# Know any keyboard controller with Fatar TP/9S-unweighted ?



## Fredeke (Mar 19, 2020)

Hello

I'm looking for a keyboard controller built around the Fatar TP/9S _unweighted_ keyboard.
Does one know if such a thing exist?

61 keys or more (though I don't expect to find more, not in unweighted format)


----------



## muk (Mar 20, 2020)

Korg seems to have a few models, according to this list:









A great list of Keyboards/Controllers and The Key-Beds they use.


* A Personal note on the. New Studio Logic SL 73 or 88. I find that Outside of the Weird 3 X/Y Stick Controllers(I want Wheels). The SL-73 at $499 is a killer deal. Top of the line Fartar keybed. Wish it came with Semi Weighted keys. And most probably . The 1 I will purchase. While this list is...




www.yamahasynth.com





(Look for the term 'ungewichtet', which means 'unweighted').


----------



## Fredeke (Mar 20, 2020)

Thanks for the link !

Apparently, many synths use this keyboard, but not many controllers :-/

(There's the old Evolution MK461C, but it's hard to find)


----------



## muk (Mar 21, 2020)

Yeah, I couldn't find a single controller with this keybed. If you want this exact keybed model, the only solution I can think of is diy. Doepfer sells (sold?) Fatar keybeds and parts seperately. At the moment I can't access their homepage though. Wondering what that means?


----------



## Fredeke (Mar 21, 2020)

muk said:


> Yeah, I couldn't find a single controller with this keybed. If you want this exact keybed model, the only solution I can think of is diy. Doepfer sells (sold?) Fatar keybeds and parts seperately. At the moment I can't access their homepage though. Wondering what that means?



I''m bad at DIY, when not following precise instructions.

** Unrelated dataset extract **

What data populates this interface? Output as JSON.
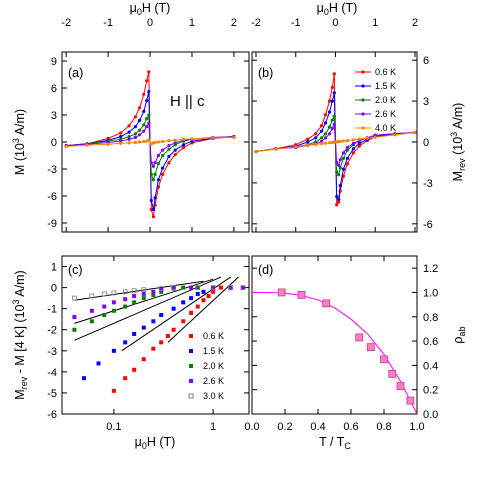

Even my attempts at the simplest device (a box with some switches, say) usually don't work well.

I'm not looking for that keybed in particular. I'm looking for a 61+ unweighted keyboard with good aftertouch. By good aftertouch I mean, reacts to light pressure (to the slightest pressure, ideally) and has fine resolution from light to heavy.

I noticed my Nord Wave is like that, and I found out it uses this Fatar keybed (alas, the Nord's panel is not exactly a master controller's - and it's only 49 keys). But the Moog Sub 37 has a fine keyboard in this regard too. I could do with one like that, in 61 key version. The original Arturia Keylab has the finest, most sensitive aftertouch I've ever experienced, but unfortunately I hate everything about programming its interface. Maybe I should give it another shot... Anyway, I don't know which keybed _they_ use, but that would in fact be the best for me.

On the other end of the spectrum, there's the Roland A-Pro: I could litterally sprain a finger trying to play the aftertouch, and then it goes from 0 to 127 like a switch. Useless.
Now I have a Code 61, it's a little better but still too stiff, and semi-weighted is not my thing, after all.

Now someone on Gearslutz shared this link: https://www.yamahasynth.com/ask-a-q...yboards-controllers-and-the-key-beds-they-use
It's a list of many synthesizers and keyboards and the keybeds they use. From it I get I won't find a controller with Fatar TP/9S, but I could still investigate which keybed use my other favorite keyboards...


----------